Clock hits midnight, but the record doesn’t feel like nightcap music. “Intro” creeps in with low static, a voice in half-shadow, setting a pulse you can’t quite place yet. Then Stacy NKR cuts through. Not a soft entry. A step onto the floorboards. The air tightens, and suddenly smooth fm isn’t a title it’s a frequency you’ve been tuned into without knowing.
By the second track, “your eyes,” oakland’s production opens up like cracked neon light. Keys ripple, bass hums low, drums keep their distance but stay sharp. Stacy rides it like she’s talking straight at someone across a small room, not a microphone. Cadence clipped, words leaving just enough space for silence to sting. The kind of delivery that makes you think she’s done and then she doubles back with another line before you can breathe.

The EP never stays in one shape. “love is real” doesn’t posture with sentimentality it lands heavy, like she’s looking in the mirror with the lights too bright. oakland laces in chords that wobble between comfort and tension, leaving Stacy’s voice to decide which way it tips. When she raps about worth, it’s not concept, it’s currency. Every bar feels like it costs something to say.
“cosmetic” is where their chemistry feels most exposed. A beat stripped to bone, rhythm dry enough that every word scuffs against it. Stacy drags the vowels, forces them to linger like smoke curling too close.

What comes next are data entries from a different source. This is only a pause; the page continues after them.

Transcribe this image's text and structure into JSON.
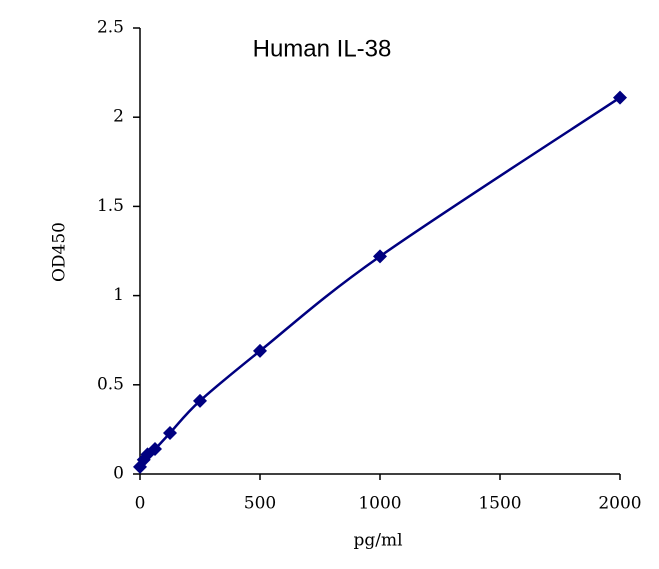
{
  "chart_data": {
    "type": "scatter",
    "title": "Human   IL-38",
    "x_label": "pg/ml",
    "y_label": "OD450",
    "x": [
      0,
      15.6,
      31.25,
      62.5,
      125,
      250,
      500,
      1000,
      2000
    ],
    "values": [
      0.04,
      0.08,
      0.11,
      0.14,
      0.23,
      0.41,
      0.69,
      1.22,
      2.11
    ],
    "color": "#000080",
    "line": true,
    "marker": "diamond",
    "xlim": [
      0,
      2000
    ],
    "xticks": [
      0,
      500,
      1000,
      1500,
      2000
    ],
    "ylim": [
      0,
      2.5
    ],
    "yticks": [
      0,
      0.5,
      1,
      1.5,
      2,
      2.5
    ],
    "grid": false
  }
}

You can almost picture the studio air thick, faders nudged milli meter by milli meter until the track sat exactly where they needed it close, unflinching, bare.
Then “relapse.” Temptation written into the rhythm itself: drums stagger, bass line lurches, a loop that sounds like it wants to pull you back even when you’re trying to step out. Stacy raps in a way that makes the cycle feel endless the bar comes around again, the story repeats, the trap is in the loop. oakland doesn’t decorate the beat; he makes it ache.
By the closer, “goodnight,” you realize the project has been running like one long conversation interruptions, flashes of warmth, sharp edges of regret. oakland pushes the production wide open here, almost cinematic, but Stacy cuts straight through the mist. No soft fade, no lullaby. Just a voice making sure you’re still awake when the last note drops.
The weight of smooth fm is that it feels lived in. South East stairwells where lyrics bounced off brick. Ghanaian hi-life spilling from home speakers. Mary J. and Jill Scott teaching texture before Stacy ever touched a mic. And now, oakland, who’s built soundscapes sturdy enough to hold her voice without softening it. Their worlds lock together not by smoothing edges but by letting them scrape.
Nothing here plays for the algorithm. The sequencing, the sonic choices, the restraint they’re not angling for slots, they’re building a catalogue that demands replay in real rooms. The EP doesn’t ask for belief. It trusts you’ll hear it and know.
And when the last track cuts, it doesn’t close the story. It leaves you with the hiss of speakers cooling down, like someone’s still in the room, waiting for you to say the next word.